Забыв о Сумском, который смущенно стоял у дверей, Валя смотрела на мать с выражением: 'Что я могу сказать тебе, мама, ну что?'
В это время маленькая Люся молча подошла к Вале и протянула записку. Валя машинально развернула записку, даже не успела прочесть, а узнала только почерк. Детская счастливая улыбка осветила ее загорелое, запылившееся с дороги лицо. Она быстро оглянулась на Сумского, и краска залила ей даже шею и уши. Валя схватила мать за руку и потащила за собой в другую комнату.
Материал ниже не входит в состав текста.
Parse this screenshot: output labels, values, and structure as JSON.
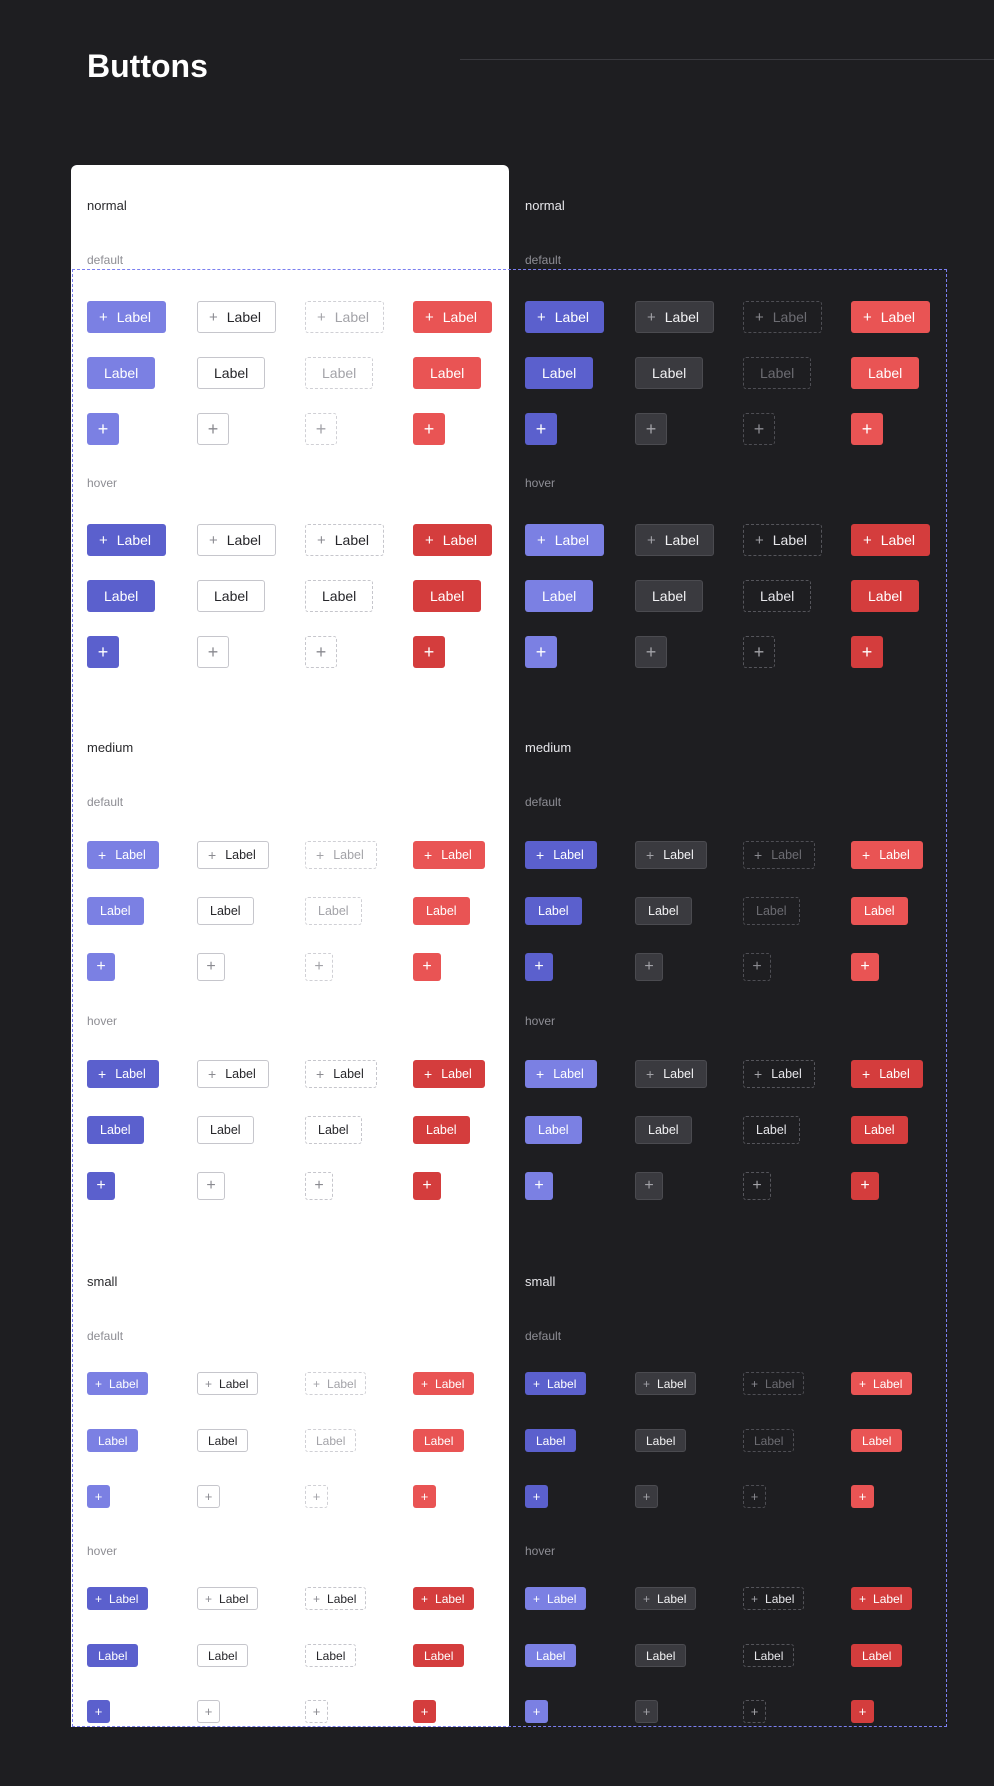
{
  "page": {
    "title": "Buttons"
  },
  "themes": [
    {
      "key": "light",
      "variants_note": ""
    },
    {
      "key": "dark",
      "variants_note": ""
    }
  ],
  "sizes": [
    {
      "key": "lg",
      "title": "normal"
    },
    {
      "key": "md",
      "title": "medium"
    },
    {
      "key": "sm",
      "title": "small"
    }
  ],
  "states": [
    {
      "key": "default",
      "label": "default"
    },
    {
      "key": "hover",
      "label": "hover"
    }
  ],
  "variants": [
    "primary",
    "secondary",
    "ghost",
    "danger"
  ],
  "button": {
    "label": "Label",
    "icon": "plus-icon",
    "icon_glyph": "+"
  },
  "colors": {
    "page_background": "#1e1e21",
    "light_panel": "#ffffff",
    "frame_dash": "#7b7ff0",
    "primary": "#7b80e3",
    "primary_strong": "#5b60cd",
    "danger": "#e95454",
    "danger_strong": "#d43d3d",
    "dark_secondary": "#3a3a3f"
  }
}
— Мама! — сказала она. — Мама! То, что ты думаешь, это все глупости. Но неужели ты не видишь, не понимаешь, чем мы, я, все мои товарищи, живем? Неужели ты не понимаешь, что мы не можем жить иначе? Мама! — счастливая, красная, говорила Валя, прямо глядя в лицо матери.
Пышущее здоровьем лицо Марии Андреевны покрылось бледностью, оно стало даже вдохновенным.
— Дочь моя! Да благословит тебя бог! — сказала Мария Андреевна, всю жизнь, и в школе и вне школы, занимавшаяся антирелигиозным просвещением. — Да благословит тебя бог! — сказала она и заплакала.
Глава сорок третья
Тяжело родителям, которые, не зная душевного мира детей своих, видят, что дети вовлечены в скрытую, таинственную и опасную деятельность, а родители не в силах проникнуть в мир их деятельности и не в силах запретить ее.
Уже за утренним чаем по угрюмому лицу отца, не смотревшего на сына, Ваня почувствовал приближение грозы. И гроза разразилась, когда сестра Нина, сходив по воду к колодцу, принесла слух о казни Фомина и то, что говорят об этом.
Отец изменился в лице, и на худых щеках его надулись желваки.
— Мы, наверно, у себя дома лучше можем узнать, — сказал он ядовито, не глядя на сына, — информацию… — Он любил иногда вставить этакое слово. — Чего молчишь? Рассказывай. Ты же там, как сказать, поближе, — тихо говорил отец.
— К кому поближе? К полиции, что ли? — побледнев, сказал Ваня.
— Чего Тюленин вчера приходил? В запрещенное время?
— Кто его соблюдает, время-то! Будто Нинка в это время на свидания не ходит! Приходил поболтать, не в первый раз.
— Не врать! — взвизгнул отец и ударил ребром ладони по столу. — За это — тюрьма! Если ему своей головы не жалко, мы, твои родители, за что будем в ответе?
— Не о том ты, батя, говоришь, — тихо сказал Ваня и встал, не обращая внимания на то, что отец бил ладонью по столу и кричал: 'Нет, о том!' — Ты хочешь знать, состою ли я в подпольной организации? Вот что ты хочешь знать. Нет, не состою. И о Фомине я тоже услыхал только что от Нины. А скажу только: так ему и надо, подлецу! Как видишь с ее слов, и люди так говорят. И ты тоже так думаешь. Но я не скрою: я оказываю посильную помощь нашим людям. Все мы должны помогать им, а я — комсомолец. А не говорил об этом тебе и маме, чтоб зря не беспокоить.
— Слыхала, Настасья Ивановна? — И отец почти безумно посмотрел на жену своими белесыми глазами. — Вот он, печальник о нас!.. Стыда в тебе нет! Я всю жизнь работал на вас… Забыл, как жили в семейном доме двенадцать семейств, на полу валялись, одних детей двадцать восемь штук? Ради вас, детей, мы с вашей матерью убили все свои силы. Посмотри на нее. Александра учили — не доучили, Нинку не доучили, положили все на тебя, а ты сам суешь свою голову в петлю. На мать посмотри! Она все глаза по тебе проплакала, только ты ничего не видишь.
— А что, по-твоему, я должен делать?